With commit "io_uring: cache req->apoll->events in req->cflags" applied,
we now have just io_poll_remove_entries() dipping into req->apoll when
it isn't strictly necessary.

Mark poll and double-poll with a flag, so we know if we need to look
at apoll->double_poll. This avoids pulling in those cachelines if we
don't need them. The common case is that the poll wake handler already
removed these entries while hot off the completion path.

Signed-off-by: Jens Axboe <[email protected]>
---
 fs/io_uring.c | 24 +++++++++++++++++++-----
 1 file changed, 19 insertions(+), 5 deletions(-)

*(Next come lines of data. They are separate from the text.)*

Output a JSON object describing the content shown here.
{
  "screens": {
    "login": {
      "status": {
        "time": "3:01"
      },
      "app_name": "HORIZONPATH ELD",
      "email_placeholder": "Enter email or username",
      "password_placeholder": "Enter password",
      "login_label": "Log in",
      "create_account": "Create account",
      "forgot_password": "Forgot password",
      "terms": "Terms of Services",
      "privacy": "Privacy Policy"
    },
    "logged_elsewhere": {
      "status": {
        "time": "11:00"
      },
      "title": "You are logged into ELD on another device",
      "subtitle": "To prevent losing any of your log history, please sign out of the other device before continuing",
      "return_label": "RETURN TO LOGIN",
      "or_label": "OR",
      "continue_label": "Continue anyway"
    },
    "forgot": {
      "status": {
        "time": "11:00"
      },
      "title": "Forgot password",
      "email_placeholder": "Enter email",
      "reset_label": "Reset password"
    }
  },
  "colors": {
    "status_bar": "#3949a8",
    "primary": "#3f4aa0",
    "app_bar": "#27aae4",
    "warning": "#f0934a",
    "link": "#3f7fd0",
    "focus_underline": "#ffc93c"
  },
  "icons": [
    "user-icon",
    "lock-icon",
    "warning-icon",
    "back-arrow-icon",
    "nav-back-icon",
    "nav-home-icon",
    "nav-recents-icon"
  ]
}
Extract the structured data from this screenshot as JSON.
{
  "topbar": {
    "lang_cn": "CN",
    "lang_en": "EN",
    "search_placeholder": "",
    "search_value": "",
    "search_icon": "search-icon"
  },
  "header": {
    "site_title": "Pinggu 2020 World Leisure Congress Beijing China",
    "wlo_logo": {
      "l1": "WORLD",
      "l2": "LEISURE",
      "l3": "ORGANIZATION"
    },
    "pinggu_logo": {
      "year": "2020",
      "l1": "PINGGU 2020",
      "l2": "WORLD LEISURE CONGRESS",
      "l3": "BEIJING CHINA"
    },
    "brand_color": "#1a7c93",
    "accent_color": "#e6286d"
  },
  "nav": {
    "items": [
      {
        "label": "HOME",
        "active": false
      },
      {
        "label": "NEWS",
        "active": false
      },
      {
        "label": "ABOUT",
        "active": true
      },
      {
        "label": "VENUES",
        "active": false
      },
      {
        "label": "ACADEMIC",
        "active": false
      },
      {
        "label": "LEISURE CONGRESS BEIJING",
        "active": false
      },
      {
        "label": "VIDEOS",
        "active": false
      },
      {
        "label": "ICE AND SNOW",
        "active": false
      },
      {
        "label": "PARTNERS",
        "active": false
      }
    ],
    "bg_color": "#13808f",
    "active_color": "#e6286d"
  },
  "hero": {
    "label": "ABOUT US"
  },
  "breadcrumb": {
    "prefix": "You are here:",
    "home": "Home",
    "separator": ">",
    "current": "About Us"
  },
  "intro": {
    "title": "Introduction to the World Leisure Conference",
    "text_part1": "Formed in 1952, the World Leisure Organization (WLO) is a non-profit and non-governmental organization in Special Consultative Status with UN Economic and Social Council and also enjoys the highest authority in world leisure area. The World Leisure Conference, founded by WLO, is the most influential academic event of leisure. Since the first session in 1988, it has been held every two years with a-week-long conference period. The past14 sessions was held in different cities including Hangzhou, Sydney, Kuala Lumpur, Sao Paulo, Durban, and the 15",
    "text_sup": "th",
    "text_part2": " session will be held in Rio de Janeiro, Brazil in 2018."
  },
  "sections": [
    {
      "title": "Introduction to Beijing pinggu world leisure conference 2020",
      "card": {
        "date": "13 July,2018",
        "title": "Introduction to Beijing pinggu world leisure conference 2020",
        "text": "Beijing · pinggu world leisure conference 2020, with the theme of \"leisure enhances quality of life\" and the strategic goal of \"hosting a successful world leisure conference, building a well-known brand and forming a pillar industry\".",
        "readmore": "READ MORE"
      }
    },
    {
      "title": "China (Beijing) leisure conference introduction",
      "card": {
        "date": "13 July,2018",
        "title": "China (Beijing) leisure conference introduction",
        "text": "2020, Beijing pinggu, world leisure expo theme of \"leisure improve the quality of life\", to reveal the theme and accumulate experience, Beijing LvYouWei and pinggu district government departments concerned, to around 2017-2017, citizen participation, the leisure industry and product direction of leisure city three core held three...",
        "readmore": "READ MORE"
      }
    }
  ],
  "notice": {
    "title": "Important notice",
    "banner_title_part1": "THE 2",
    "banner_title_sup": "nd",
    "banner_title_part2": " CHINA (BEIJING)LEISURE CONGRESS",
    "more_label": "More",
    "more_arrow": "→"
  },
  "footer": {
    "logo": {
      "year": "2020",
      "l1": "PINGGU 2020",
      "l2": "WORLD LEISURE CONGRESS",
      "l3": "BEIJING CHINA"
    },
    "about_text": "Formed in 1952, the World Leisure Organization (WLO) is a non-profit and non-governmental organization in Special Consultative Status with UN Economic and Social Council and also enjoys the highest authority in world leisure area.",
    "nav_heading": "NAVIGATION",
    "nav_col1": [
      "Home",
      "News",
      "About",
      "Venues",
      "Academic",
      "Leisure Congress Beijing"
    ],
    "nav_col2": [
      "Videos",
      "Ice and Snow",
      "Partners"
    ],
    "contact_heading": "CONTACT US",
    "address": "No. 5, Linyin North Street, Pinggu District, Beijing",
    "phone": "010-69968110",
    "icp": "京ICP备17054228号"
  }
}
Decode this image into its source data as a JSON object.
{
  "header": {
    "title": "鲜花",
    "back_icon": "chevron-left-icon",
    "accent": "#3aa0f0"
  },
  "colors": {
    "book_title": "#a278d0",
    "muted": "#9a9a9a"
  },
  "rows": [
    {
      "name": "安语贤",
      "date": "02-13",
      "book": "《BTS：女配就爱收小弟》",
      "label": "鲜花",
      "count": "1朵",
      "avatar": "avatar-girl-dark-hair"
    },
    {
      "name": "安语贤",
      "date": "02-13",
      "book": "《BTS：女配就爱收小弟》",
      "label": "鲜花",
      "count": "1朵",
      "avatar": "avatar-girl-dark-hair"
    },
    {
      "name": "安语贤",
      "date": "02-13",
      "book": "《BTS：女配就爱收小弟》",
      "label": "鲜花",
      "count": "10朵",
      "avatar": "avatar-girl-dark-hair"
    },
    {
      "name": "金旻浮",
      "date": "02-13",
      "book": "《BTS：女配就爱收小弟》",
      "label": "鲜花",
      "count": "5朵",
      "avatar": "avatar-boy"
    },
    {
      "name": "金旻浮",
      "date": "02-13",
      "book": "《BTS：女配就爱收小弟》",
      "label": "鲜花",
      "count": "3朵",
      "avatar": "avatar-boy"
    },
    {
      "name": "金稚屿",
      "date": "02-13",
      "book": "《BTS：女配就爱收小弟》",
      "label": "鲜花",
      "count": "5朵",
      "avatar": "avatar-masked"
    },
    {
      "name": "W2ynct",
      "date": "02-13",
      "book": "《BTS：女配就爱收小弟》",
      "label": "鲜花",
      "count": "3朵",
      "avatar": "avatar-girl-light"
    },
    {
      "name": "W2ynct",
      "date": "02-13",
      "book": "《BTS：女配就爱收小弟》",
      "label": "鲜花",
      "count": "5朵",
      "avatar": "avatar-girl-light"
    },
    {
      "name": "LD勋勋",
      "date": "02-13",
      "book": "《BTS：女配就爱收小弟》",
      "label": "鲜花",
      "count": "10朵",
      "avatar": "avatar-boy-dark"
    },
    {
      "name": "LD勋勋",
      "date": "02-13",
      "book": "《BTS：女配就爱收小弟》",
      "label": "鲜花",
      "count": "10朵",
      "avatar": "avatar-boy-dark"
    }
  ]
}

diff --git a/fs/io_uring.c b/fs/io_uring.c
index bfddad7a14ef..5b5f48f0f81e 100644
--- a/fs/io_uring.c
+++ b/fs/io_uring.c
@@ -771,6 +771,8 @@ enum {
 	REQ_F_ARM_LTIMEOUT_BIT,
 	REQ_F_ASYNC_DATA_BIT,
 	REQ_F_SKIP_LINK_CQES_BIT,
+	REQ_F_SINGLE_POLL_BIT,
+	REQ_F_DOUBLE_POLL_BIT,
 	/* keep async read/write and isreg together and in order */
 	REQ_F_SUPPORT_NOWAIT_BIT,
 	REQ_F_ISREG_BIT,
@@ -829,6 +831,10 @@ enum {
 	REQ_F_ASYNC_DATA	= BIT(REQ_F_ASYNC_DATA_BIT),
 	/* don't post CQEs while failing linked requests */
 	REQ_F_SKIP_LINK_CQES	= BIT(REQ_F_SKIP_LINK_CQES_BIT),
+	/* single poll may be active */
+	REQ_F_SINGLE_POLL	= BIT(REQ_F_SINGLE_POLL_BIT),
+	/* double poll may active */
+	REQ_F_DOUBLE_POLL	= BIT(REQ_F_DOUBLE_POLL_BIT),
 };
 
 struct async_poll {
@@ -5823,8 +5829,12 @@ static inline void io_poll_remove_entry(struct io_poll_iocb *poll)
 
 static void io_poll_remove_entries(struct io_kiocb *req)
 {
-	struct io_poll_iocb *poll = io_poll_get_single(req);
-	struct io_poll_iocb *poll_double = io_poll_get_double(req);
+	/*
+	 * Nothing to do if neither of those flags are set. Avoid dipping
+	 * into the poll/apoll/double cachelines if we can.
+	 */
+	if (!(req->flags & (REQ_F_SINGLE_POLL | REQ_F_DOUBLE_POLL)))
+		return;
 
 	/*
 	 * While we hold the waitqueue lock and the waitqueue is nonempty,
@@ -5842,9 +5852,10 @@ static void io_poll_remove_entries(struct io_kiocb *req)
 	 * In that case, only RCU prevents the queue memory from being freed.
 	 */
 	rcu_read_lock();
-	io_poll_remove_entry(poll);
-	if (poll_double)
-		io_poll_remove_entry(poll_double);
+	if (req->flags & REQ_F_SINGLE_POLL)
+		io_poll_remove_entry(io_poll_get_single(req));
+	if (req->flags & REQ_F_DOUBLE_POLL)
+		io_poll_remove_entry(io_poll_get_double(req));
 	rcu_read_unlock();
 }
 
@@ -6026,6 +6037,7 @@ static int io_poll_wake(struct wait_queue_entry *wait, unsigned mode, int sync,
 		if (mask && poll->events & EPOLLONESHOT) {
 			list_del_init(&poll->wait.entry);
 			poll->head = NULL;
+			req->flags &= ~REQ_F_SINGLE_POLL;
 		}
 		__io_poll_execute(req, mask, poll->events);
 	}
@@ -6062,12 +6074,14 @@ static void __io_queue_proc(struct io_poll_iocb *poll, struct io_poll_table *pt,
 			pt->error = -ENOMEM;
 			return;
 		}
+		req->flags |= REQ_F_DOUBLE_POLL;
 		io_init_poll_iocb(poll, first->events, first->wait.func);
 		*poll_ptr = poll;
 		if (req->opcode == IORING_OP_POLL_ADD)
 			req->flags |= REQ_F_ASYNC_DATA;
 	}
 
+	req->flags |= REQ_F_SINGLE_POLL;
 	pt->nr_entries++;
 	poll->head = head;
 	poll->wait.private = req;
-- 
2.35.1


^ permalink raw reply related	[flat|nested] 3+ messages in thread

end of thread, other threads:[~2022-03-16 23:04 UTC | newest]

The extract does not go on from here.